Hinsichtlich der Einkommens-, Vermögens- und Familienverhältnisse ging der Unabhängige Verwaltungssenat Wien von den eigenen Angaben des Bw aus (Einkommen von S 17.000,-- netto/monatlich, sorgepflichtig für ein minderjähriges Kind, Vermögen im Gesamtwert von S 300.000,--).

Im Verfahren sind weder Milderungs- noch Erschwerungsgründe hervorgekommen. Die außerordentliche Milderung der Strafe im Sinne des § 20 VStG scheidet damit von vornherein aus.

Unter Bedachtnahme auf diese Strafzumessungsgründe, den Unrechtsgehalt der Taten, das Verschulden des Bw sowie den von S 10.000,-- bis zu S 60.000,-- reichenden ersten Strafsatz des § 28 Abs 1 Z 1 AuslBG idF gemäß BGBl Nr 895/1995 ist die von der Erstbehörde verhängte Geldstrafe von S 10.000,-- (d i die Mindeststrafe) pro unberechtigt beschäftigtem Ausländer durchaus angenmessen und keineswegs zu hoch.

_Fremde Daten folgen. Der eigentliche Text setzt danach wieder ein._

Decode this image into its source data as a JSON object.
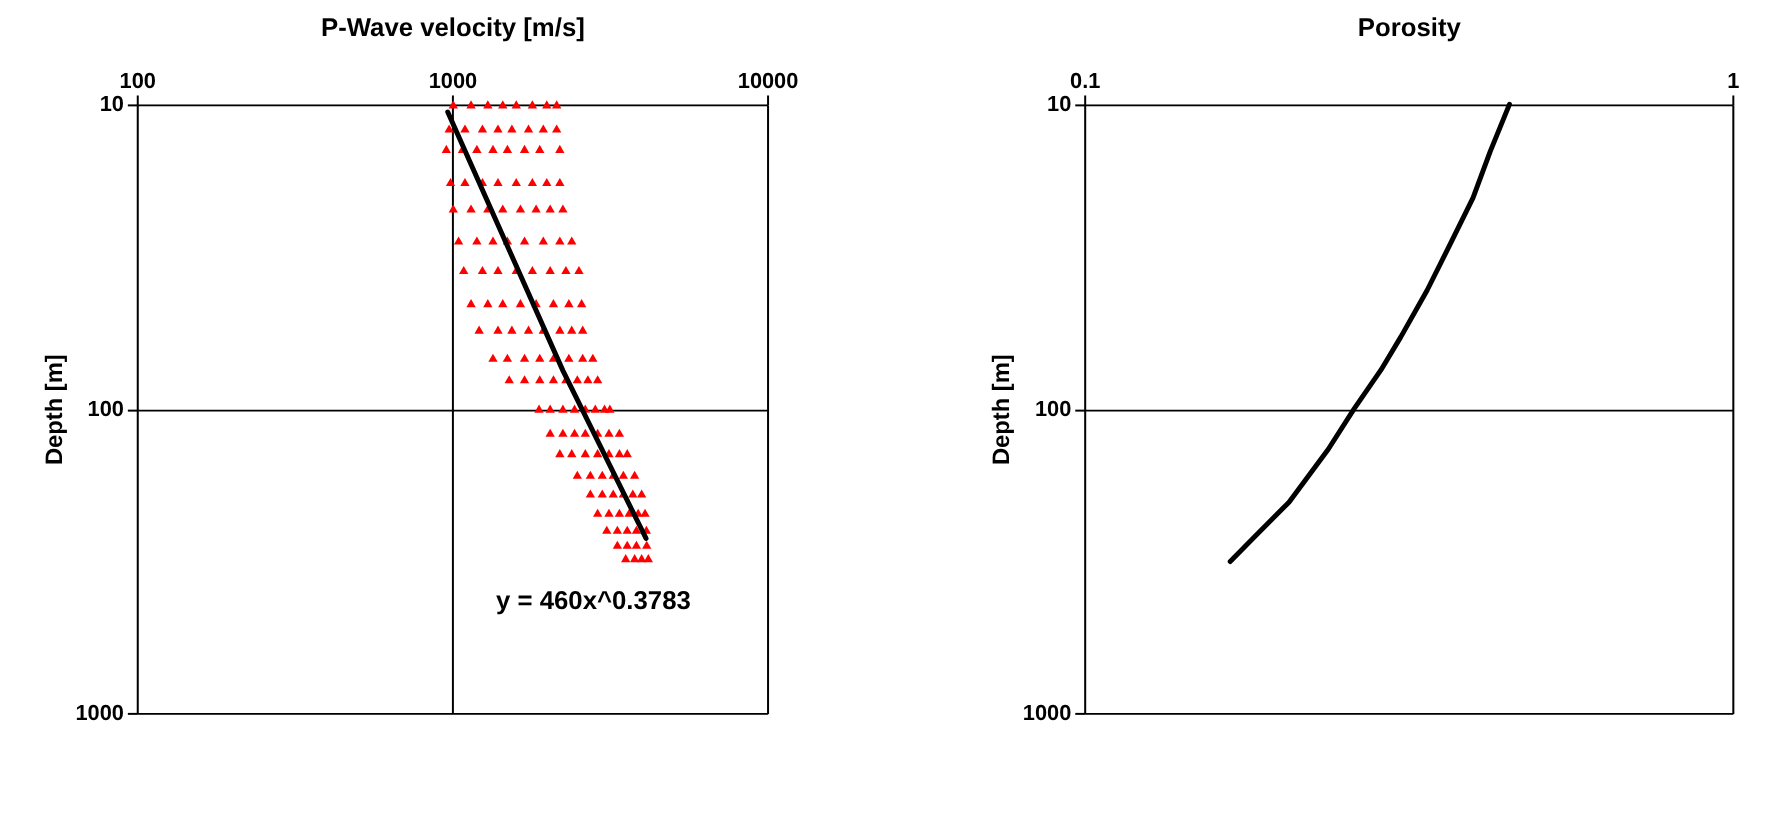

Die Vorschreibung des Beitrages zu den Kosten des Berufungsverfahrens stützt sich auf die zwingende Vorschrift des § 64 Abs 1 und 2 VStG.

Der Bw wird abschließend auf die Möglichkeit der Einbringung eines - mit S 120,-- Bundesstempelmarken zu versehenden - Ratenansuchens bei der Behörde erster Instanz hingewiesen (§ 54b Abs 3 VStG).